Let $p$ be the probability we seek. Let
$p_0$ be the probability that we a full house without any wild cards. Let $p_1$ be the probability that we get a full house with
exactly $1$ wild card. Let
$p_2$ be the probability that we get a full house with exactly $2$ wild cards.

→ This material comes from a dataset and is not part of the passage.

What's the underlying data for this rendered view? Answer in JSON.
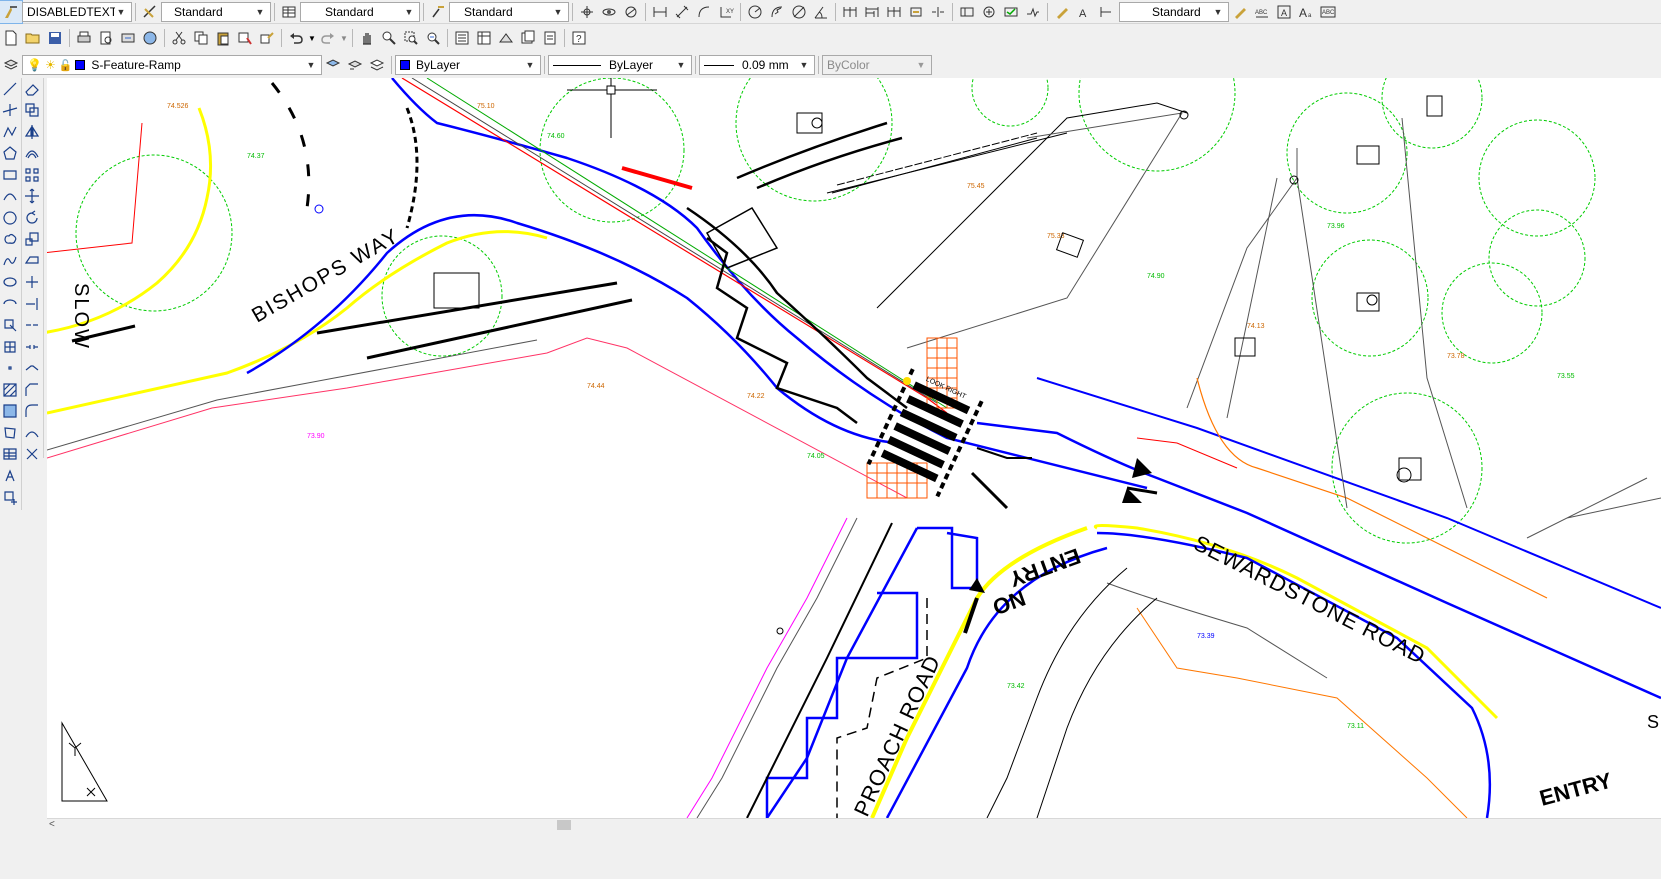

There are $54 \choose 5$ ways of selecting $5$ cards from this deck. We have:
\begin{align*}
p &= p_0 + p_1 + p_2 \\
{{54} \choose 5} &= \dfrac{ 54(53)(52)(51)(50) }{5(4)(3)(2) } \\
{{54} \choose 5} &= \dfrac{ 54(53)(52)(51)(10) }{4(3)(2) } \\
{{54} \choose 5} &= \dfrac{ 54(53)(52)(51)(5) }{4(3) } \\
{{54} \choose 5} &= \dfrac{ 54(53)(13)(51)(5) }{ 3 } \\
{{54} \choose 5} &= 54(53)(13)(17)(5) \\
p_0 &= \dfrac{ 13 { 4 \choose 3}(12){ 4 \choose 2 } }{ {{54} \choose 5} } \\
{ 4 \choose 3} &= 4 \\
{ 4 \choose 2} &= \dfrac{ 4(3) }{2} = 6 \\
p_0 &= \dfrac{ 13 (4)(12)(6) }{ {{54} \choose 5} } \\
\end{align*}
One way to get a full house is to have two pairs and a wild card.
\begin{align*}
p_1 &= \dfrac{ {13 \choose 2} { 4 \choose 2}{ 4 \choose 2 }{2 \choose 1} }
{ {{54} \choose 5} } \\
{13 \choose 2} &= \dfrac{ 13(12) }{2} = 78 \\
{ 4 \choose 2 } &= \dfrac{4(3)}{2} = 6 \\
p_1 &= \dfrac{ 78(6)(6)(2) } { {{54} \choose 5} } \\
%
p_2 &= \dfrac{ 0 }{ {{54} \choose 5} } \\
p &= \dfrac{ 13 (4)(12)(6) + 78(6)(6)(2) }{ {{54} \choose 5} } \\
p &= \dfrac{ 13 (4)(12)(6) + 78(6)(6)(2) }{ 54(53)(13)(17)(5) } \\
p &= \dfrac{ 13 (2)(12)(6) + 78(6)(6) }{ 27(53)(13)(17)(5) } \\
p &= \dfrac{ 1872 + 78(6)(6) }{ 27(53)(13)(17)(5) } \\
p &= \dfrac{ 4680 }{ 27(53)(13)(17)(5) } \\
p &= \dfrac{ 520 }{ 3(53)(13)(17)(5) } \\
p &= \dfrac{ 104 }{ 3(53)(13)(17) } \\
p &= \dfrac{ 8 }{ 3(53)(17) } \\
p &= \dfrac{ 8 }{ 2703} \\
%
\end{align*}
Is it right now?
Best Answer
\begin{align} p_0 &= \frac{\binom{13}{1}\binom{4}{3}\binom{12}{1}\binom{4}{2}\binom{2}{0}}{\binom{54}{5}} \\ p_1 &= \frac{\binom{13}{2}\binom{4}{2}^2\binom{2}{1}}{\binom{54}{5}} \\ p_2 &= 0 \\ p&=p_0+p_1+p_2=\frac{3744+5616+0}{\binom{54}{5}}=\frac{9360}{\binom{54}{5}} \end{align} This turns out to be same as the probability of four of a kind, as shown in my answer here.